I often post on why we make some behaviors illegal, while leaving similar behaviors legal. For example, yesterday I posted on why low status jobs get work hour limits, and high status jobs don’t. When I post on such topics, many commenters suggest that the explanation is it is harder to enforce laws against the now-legal behaviors. So I thought it might be worth pointing out how little of our legal variance is explained by difficulty of enforcement.

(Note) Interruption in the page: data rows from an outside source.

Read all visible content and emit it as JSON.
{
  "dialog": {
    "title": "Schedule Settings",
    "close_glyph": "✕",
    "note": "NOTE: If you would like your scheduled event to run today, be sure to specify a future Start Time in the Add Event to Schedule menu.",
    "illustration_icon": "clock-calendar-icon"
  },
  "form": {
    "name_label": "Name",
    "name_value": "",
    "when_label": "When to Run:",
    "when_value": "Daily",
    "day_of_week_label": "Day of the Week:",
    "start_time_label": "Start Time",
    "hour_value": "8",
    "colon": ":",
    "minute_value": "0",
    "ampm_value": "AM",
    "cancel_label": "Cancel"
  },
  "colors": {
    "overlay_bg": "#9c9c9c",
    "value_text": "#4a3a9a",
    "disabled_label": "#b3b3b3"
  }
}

First, note that we now tolerate huge variations in the ease of catching law violators, without exempting hard-to-catch cases. For example, sales tax must be paid not only when using a credit cared at a chain store, but also for cash purchases at flea markets. Income tax must be paid not only for full-time employees of big firms, but also when paying cash to a transient to do some yard work. It is just as illegal to shoplift a dress from Macy’s as it is to nap a trinket from some’s house you visit. Putting trash in the wrong recycling bin is against the rules even when there’s almost no chance of catching you. Rape can be quite hard to prove, yet few are sympathetic to legalizing rape in the situations where rapists are hardest to catch.
Second, note that it usually makes more sense to adapt to hard-to-catch cases by increasing punishments, rather than exempting them from punishment. They hung horse thieves in the old wild west not because horses were more valuable than other items whose theft didn’t induce a death penalty, but because it was much harder to catch horse thieves. Punishment is often reduced for criminals who turn themselves in, as that increase the chance of catching them.
Third, note that we often require changes to common behaviors to make it easier to catch law violators. For example, we require visible license plates on cars, and require publicly traded firms to keep careful accounting records. We do this even when such rules may prevent many related behaviors. So the fact that changes might be required to make it easier to catch violators of some proposed law hardly makes it obvious that we wouldn’t adopt such a law, or those changes.
For example, if we wanted we could limit the number of hours per week that students study for classes. Yes, that rule might be hard to enforce without other supporting changes. But we could require that studying only be done in approved study halls. Or we could increase the punishment for violations. Or we could just accept that the law would be evaded often. But it seems to me far more likely that we don’t actually want to limit student hours per week of study.
Explicitly exempting those criminals who are hardest to catch would mean effectively subsidizing the practice of coming up with better ways to evade and baffle the police. No government I am aware of has ever been stupid enough to create a perverse incentive of that magnitude.
Why should we exempt the hard to catch? Duh! Ever hear of cost-benefit analysis?
You look at the costs (in money, opportunity cost, etc.) of enforcement of a hard-to-catch undesirable act (which will be significantly higher than an easy-to-catch act), and compare it to the costs of the problem itself.
For a whole shitload of acts that people might consider "bad" or "wrong", the monetary and social costs of enforcement would far outweigh the negative effects of the thing you want to prohibit.